SEMMA applauds fair-go for local manufacturers

Manufacturers’ lobby group SEMMA (South East Melbourne Manufacturers Alliance) has welcomed the Federal Government’s pledge to encourage more local procurement which it believes will provide a boost for Australian small and medium enterprises.

Manufacturers’ lobby group SEMMA (South East Melbourne Manufacturers Alliance) has welcomed the Federal Government’s pledge to encourage more local procurement which it believes will provide a boost for Australian small and medium enterprises.

Industry Minister, Senator Kim Carr, said: “We should be using government procurement to support local jobs and businesses wherever we reasonably can.”

While the Minister did not advocate any form of local industry protectionism he did make clear that Australian businesses, especially small and medium enterprises, should expect a fair-go when it came to government contracts.

Speaking on behalf of SEMMA, vice president James Sturgess (also principal of Dandenong based law firm Macpherson + Kelley), said SEMMA had lobbied long and hard for more government opportunities for SME manufacturers, and was encouraged by the Minister’s speech.

He added that although there had been local industry participation policies at various levels of Government, these had been paid little more than lip service in the past.

Sturgess believed that the spectre of job losses in the current economic climate was prompting Government to be more proactive about implementing existing policies designed to encourage more local industry participation.

During his address to the Society for Australian Industry and Employment, Senator Carr said that; “There is certainly nothing to stop us ensuring that everyone has access to government contracts — including Australian firms, and including SMEs.”

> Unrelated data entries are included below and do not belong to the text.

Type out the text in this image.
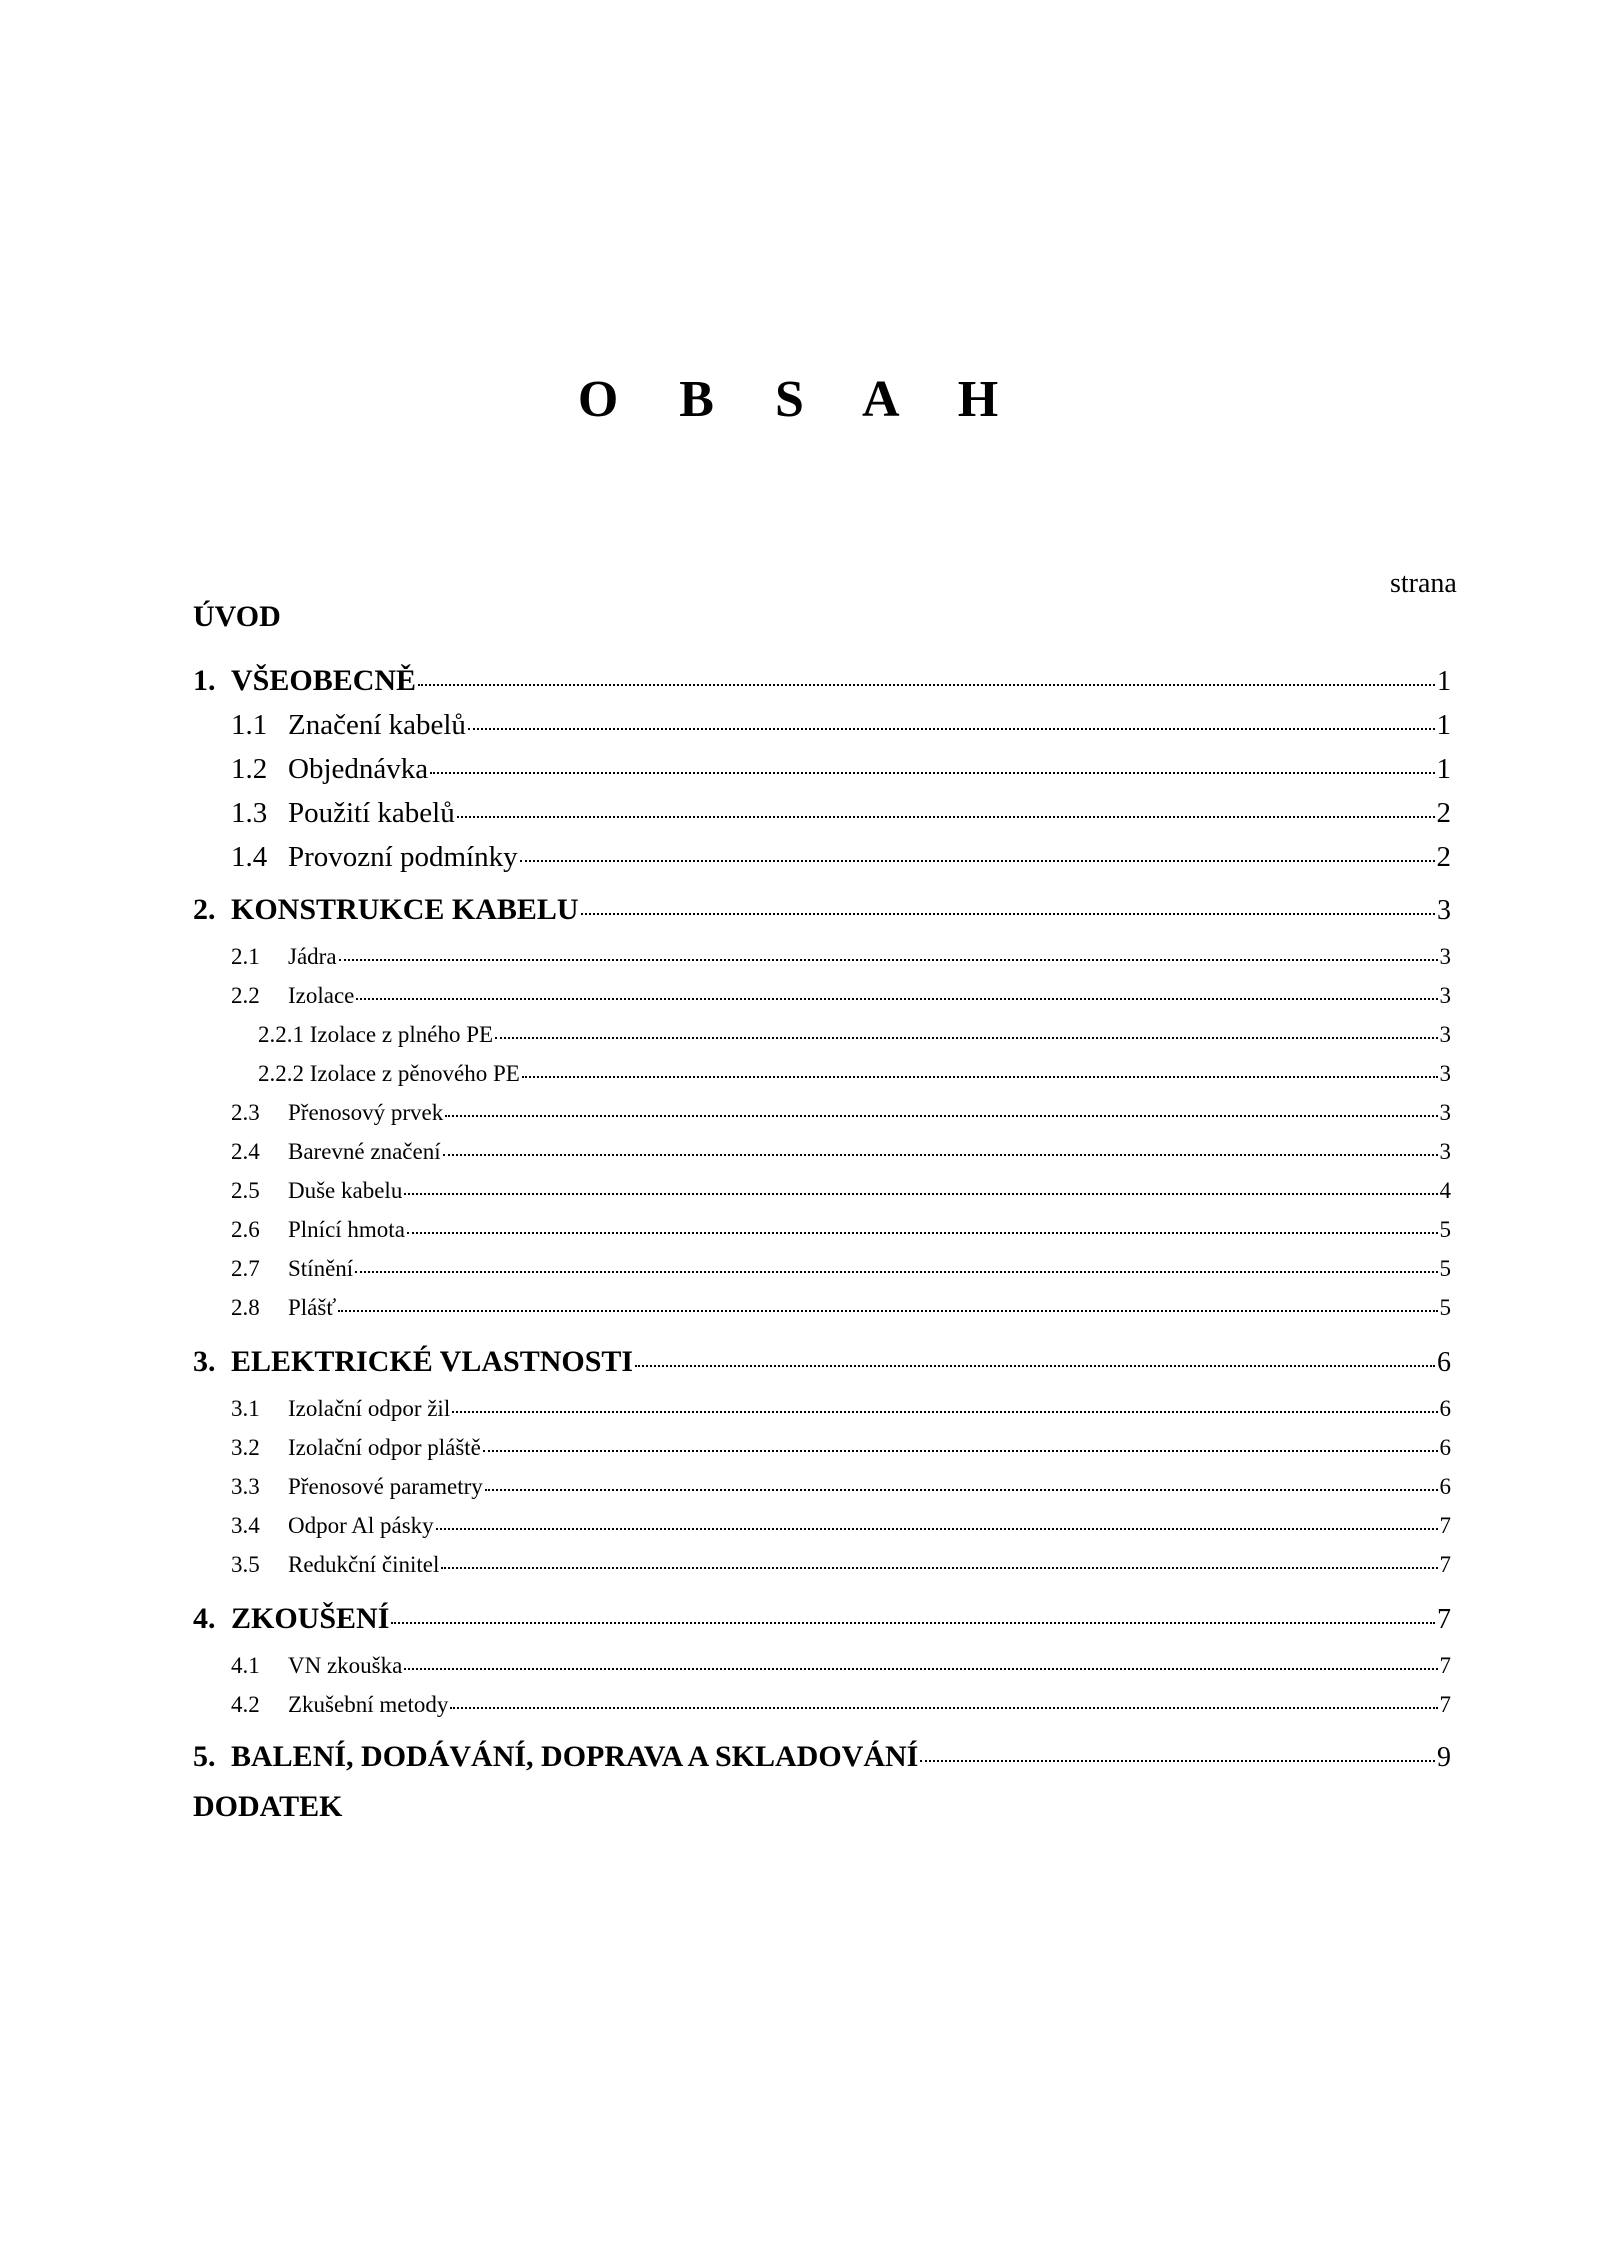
O B S A H
strana
ÚVOD
1. VŠEOBECNĚ	1
1.1 Značení kabelů	1
1.2 Objednávka	1
1.3 Použití kabelů	2
1.4 Provozní podmínky	2
2. KONSTRUKCE KABELU	3
2.1	Jádra	3
2.2	Izolace	3
2.2.1 Izolace z plného PE	3
2.2.2 Izolace z pěnového PE	3
2.3	Přenosový prvek	3
2.4	Barevné značení	3
2.5	Duše kabelu	4
2.6	Plnící hmota	5
2.7	Stínění	5
2.8	Plášť	5
3. ELEKTRICKÉ VLASTNOSTI	6
3.1	Izolační odpor žil	6
3.2	Izolační odpor pláště	6
3.3	Přenosové parametry	6
3.4	Odpor Al pásky	7
3.5	Redukční činitel	7
4. ZKOUŠENÍ	7
4.1	VN zkouška	7
4.2	Zkušební metody	7
5. BALENÍ, DODÁVÁNÍ, DOPRAVA A SKLADOVÁNÍ	9
DODATEK
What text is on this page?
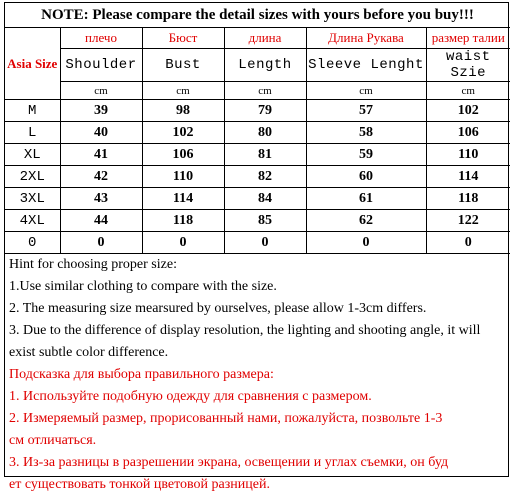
NOTE: Please compare the detail sizes with yours before you buy!!!					
Asia Size	плечо	Бюст	длина	Длина Рукава	размер талии
	Shoulder	Bust	Length	Sleeve Lenght	waist Szie
	cm	cm	cm	cm	cm
M	39	98	79	57	102
L	40	102	80	58	106
XL	41	106	81	59	110
2XL	42	110	82	60	114
3XL	43	114	84	61	118
4XL	44	118	85	62	122
0	0	0	0	0	0
Hint for choosing proper size:
1.Use similar clothing to compare with the size.
2. The measuring size mearsured by ourselves, please allow 1-3cm differs.
3. Due to the difference of display resolution, the lighting and shooting angle, it will
exist subtle color difference.
Подсказка для выбора правильного размера:
1. Используйте подобную одежду для сравнения с размером.
2. Измеряемый размер, прорисованный нами, пожалуйста, позвольте 1-3
см отличаться.
3. Из-за разницы в разрешении экрана, освещении и углах съемки, он буд
ет существовать тонкой цветовой разницей.
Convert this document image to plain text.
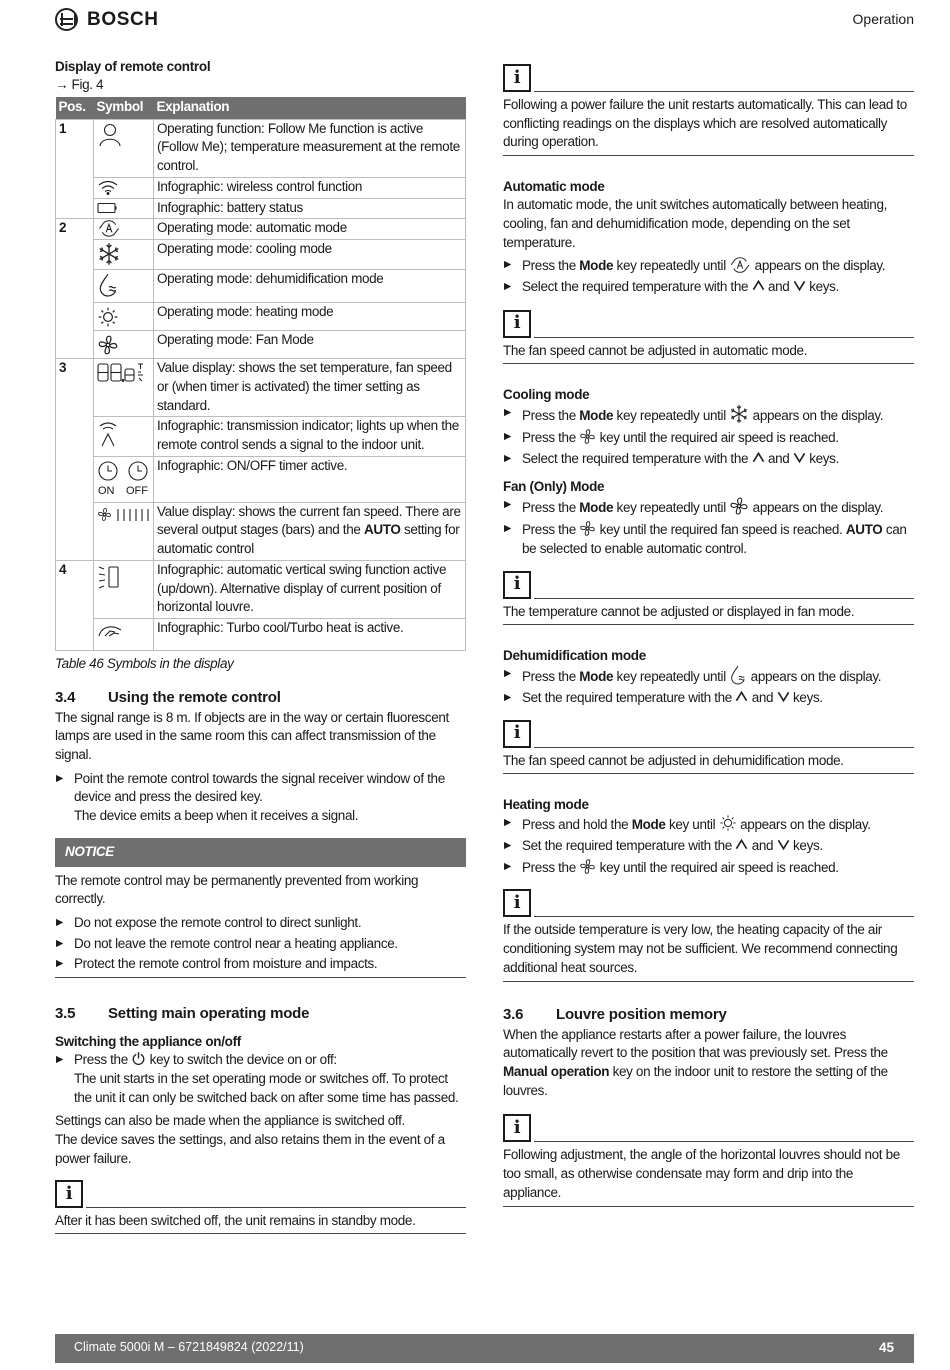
BOSCH	Operation
Display of remote control

→ Fig. 4

Pos.	Symbol	Explanation
1		Operating function: Follow Me function is active (Follow Me); temperature measurement at the remote control.
	Infographic: wireless control function
	Infographic: battery status
2		Operating mode: automatic mode
	Operating mode: cooling mode
	Operating mode: dehumidification mode
	Operating mode: heating mode
	Operating mode: Fan Mode
3		Value display: shows the set temperature, fan speed or (when timer is activated) the timer setting as standard.
	Infographic: transmission indicator; lights up when the remote control sends a signal to the indoor unit.

	ON OFF	Infographic: ON/OFF timer active.
	Value display: shows the current fan speed. There are several output stages (bars) and the AUTO setting for automatic control
4		Infographic: automatic vertical swing function active (up/down). Alternative display of current position of horizontal louvre.
	Infographic: Turbo cool/Turbo heat is active.
Table 46 Symbols in the display
3.4	Using the remote control

The signal range is 8 m. If objects are in the way or certain fluorescent lamps are used in the same room this can affect transmission of the signal.

▶ Point the remote control towards the signal receiver window of the device and press the desired key.
The device emits a beep when it receives a signal.
NOTICE

The remote control may be permanently prevented from working correctly.

▶ Do not expose the remote control to direct sunlight.
▶ Do not leave the remote control near a heating appliance.
▶ Protect the remote control from moisture and impacts.
3.5	Setting main operating mode
Switching the appliance on/off
▶ Press the  key to switch the device on or off:
The unit starts in the set operating mode or switches off. To protect the unit it can only be switched back on after some time has passed.

Settings can also be made when the appliance is switched off.

The device saves the settings, and also retains them in the event of a power failure.

i

After it has been switched off, the unit remains in standby mode.

i

Following a power failure the unit restarts automatically. This can lead to conflicting readings on the displays which are resolved automatically during operation.

Automatic mode

In automatic mode, the unit switches automatically between heating, cooling, fan and dehumidification mode, depending on the set temperature.

▶ Press the Mode key repeatedly until  appears on the display.
▶ Select the required temperature with the  and  keys.
i

The fan speed cannot be adjusted in automatic mode.

Cooling mode
▶ Press the Mode key repeatedly until  appears on the display.
▶ Press the  key until the required air speed is reached.
▶ Select the required temperature with the  and  keys.
Fan (Only) Mode
▶ Press the Mode key repeatedly until  appears on the display.
▶ Press the  key until the required fan speed is reached. AUTO can be selected to enable automatic control.
i

The temperature cannot be adjusted or displayed in fan mode.

Dehumidification mode
▶ Press the Mode key repeatedly until  appears on the display.
▶ Set the required temperature with the  and  keys.
i

The fan speed cannot be adjusted in dehumidification mode.

Heating mode
▶ Press and hold the Mode key until  appears on the display.
▶ Set the required temperature with the  and  keys.
▶ Press the  key until the required air speed is reached.
i

If the outside temperature is very low, the heating capacity of the air conditioning system may not be sufficient. We recommend connecting additional heat sources.

3.6	Louvre position memory

When the appliance restarts after a power failure, the louvres automatically revert to the position that was previously set. Press the Manual operation key on the indoor unit to restore the setting of the louvres.

i

Following adjustment, the angle of the horizontal louvres should not be too small, as otherwise condensate may form and drip into the appliance.

Climate 5000i M – 6721849824 (2022/11)	45
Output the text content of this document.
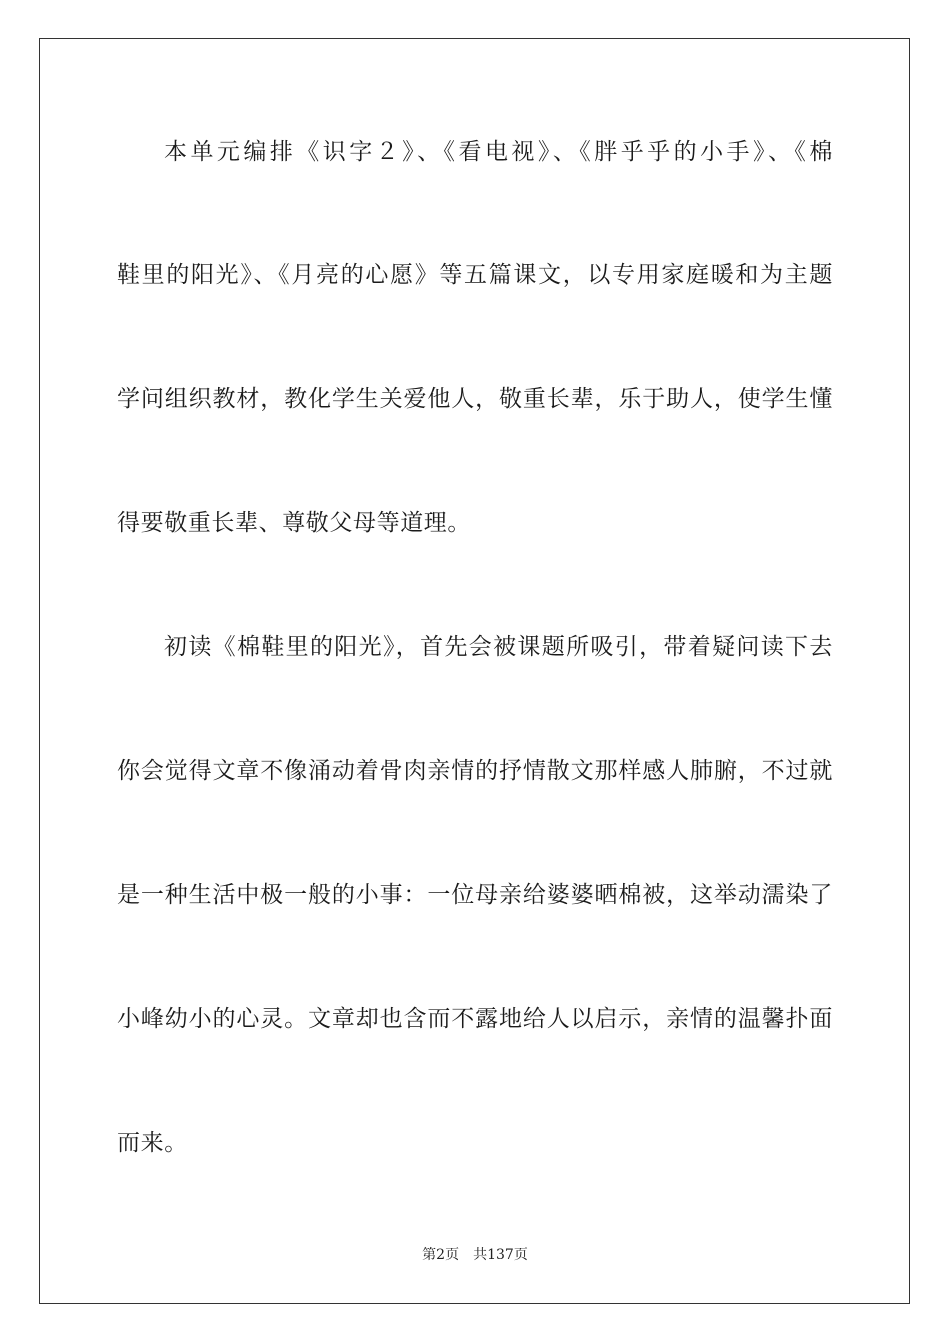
本单元编排《识字２》、《看电视》、《胖乎乎的小手》、《棉
鞋里的阳光》、《月亮的心愿》等五篇课文，以专用家庭暖和为主题
学问组织教材，教化学生关爱他人，敬重长辈，乐于助人，使学生懂
得要敬重长辈、尊敬父母等道理。
初读《棉鞋里的阳光》，首先会被课题所吸引，带着疑问读下去
你会觉得文章不像涌动着骨肉亲情的抒情散文那样感人肺腑，不过就
是一种生活中极一般的小事：一位母亲给婆婆晒棉被，这举动濡染了
小峰幼小的心灵。文章却也含而不露地给人以启示，亲情的温馨扑面
而来。
第2页 共137页
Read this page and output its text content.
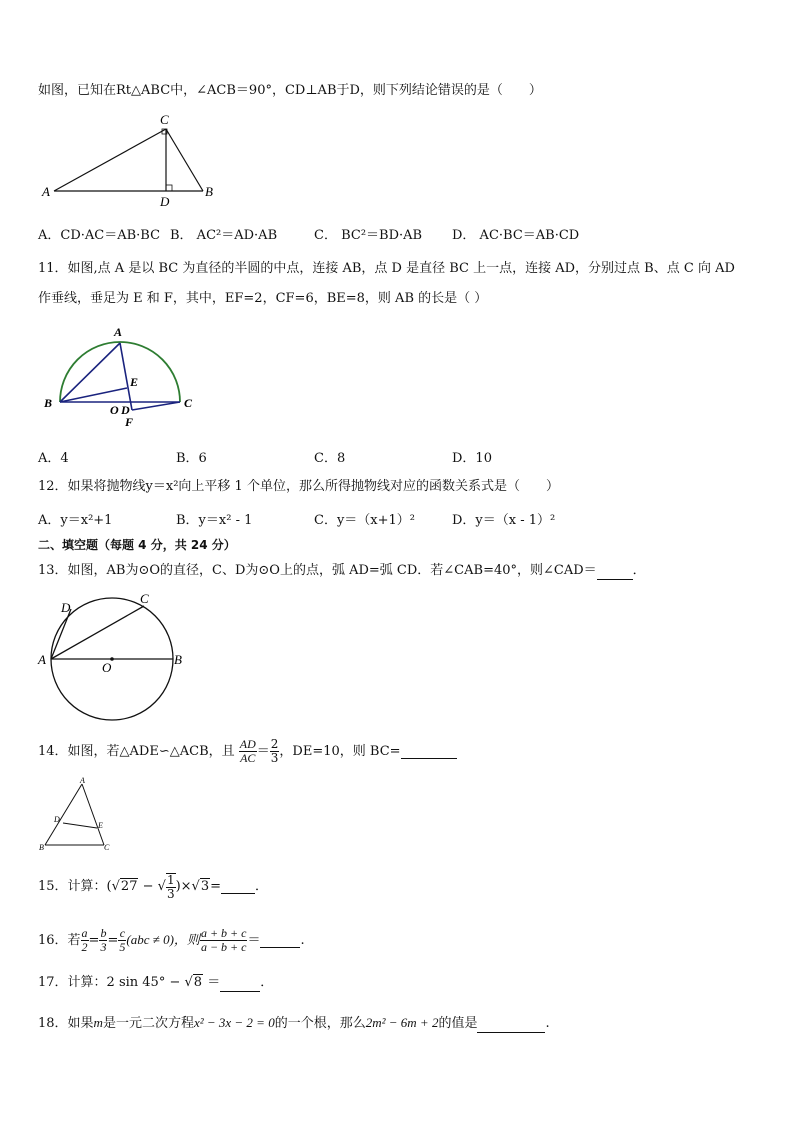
如图，已知在Rt△ABC中，∠ACB＝90°，CD⊥AB于D，则下列结论错误的是（　　）
C
A	B
D
A．CD·AC＝AB·BC B． AC²＝AD·AB	C． BC²＝BD·AB D． AC·BC＝AB·CD
11．如图,点 A 是以 BC 为直径的半圆的中点，连接 AB，点 D 是直径 BC 上一点，连接 AD，分别过点 B、点 C 向 AD
作垂线，垂足为 E 和 F，其中，EF=2，CF=6，BE=8，则 AB 的长是（ ）
A
B	C
E
O D
F
A．4	B．6	C．8	D．10
12．如果将抛物线y＝x²向上平移 1 个单位，那么所得抛物线对应的函数关系式是（　　）
A．y＝x²+1	B．y＝x² - 1	C．y＝（x+1）²	D．y＝（x - 1）²
二、填空题（每题 4 分，共 24 分）
13．如图，AB为⊙O的直径，C、D为⊙O上的点，弧 AD=弧 CD．若∠CAB=40°，则∠CAD＝	．
D
C
A	B
O
14．如图，若△ADE∽△ACB，且 $\frac{AD}{AC} = \frac{2}{3}$ ，DE=10，则 BC=
A
D
E
B	C
15．计算：(√27 − √ $\frac{1}{3} )\times√3=$	．
16．若 $\frac{a}{2} = \frac{b}{3} = \frac{c}{5} (abc \ne 0)$，则 $\frac{a + b + c}{a - b + c}$ ＝	.
17．计算：2 sin 45° − √8 ＝	．
18．如果m是一元二次方程x² − 3x − 2 = 0的一个根，那么2m² − 6m + 2的值是	.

SEMMA members generate about 44 per cent of Victoria’s total manufactured output, and Sturgess said SEMMA would be willing to act as a form of contract clearing house, receiving contract information from all levels of Government, and then distributing that information to ensure manufacturers were aware of all opportunities to sell to government.

“Whenever they put out a tender they need to send it to SEMMA, to make sure we know about it. If it’s for something you can pick up or hold, then our members can make it.”

The first step in ensuring that local SMEs got more of a fair go was ensuring they knew about opportunities, according to Sturgess.

Acknowledging the enduring importance of the manufacturing sector to Australia’s economy Senator Carr said the sector employed over a million Australians, generated a tenth of the nation’s GDP and in 2008 manufacturing exports topped a record $94 billion.

In 2007-08, Commonwealth agencies subject to the Financial Management and Accountability Act reported more than 69,000 contracts worth $26.3 billion were awarded, about 40 per cent of which was spent with SMEs in Australia and New Zealand.

“Given the scale and nature of the stimulus we are injecting into the Australian economy, the local share of Commonwealth contract work is likely to be even higher this year,” according to Senator Carr.

“Our increased spending on housing, construction, and infrastructure is certain to boost demand for Australian goods and Australian workers — that’s the whole point.”

Sturgess said SEMMA was hopeful that Senator Carr would drive through real change and ensure that of the “Billions of dollars spent on the stimulus packages, more of it will be spent here.”

“The national procurement policy is a good policy but it just needed someone to give it life,” said Sturgess.

“It will have a real and positive impact on jobs if delivered properly and won’t cost the government!”

He said that if government made local industry aware of the opportunities to sell to the public sector, and also took into account the total life cost of products (accounting for the cost of service, parts etc) local manufacturers would be able to compete very effectively providing better value products than their international rivals.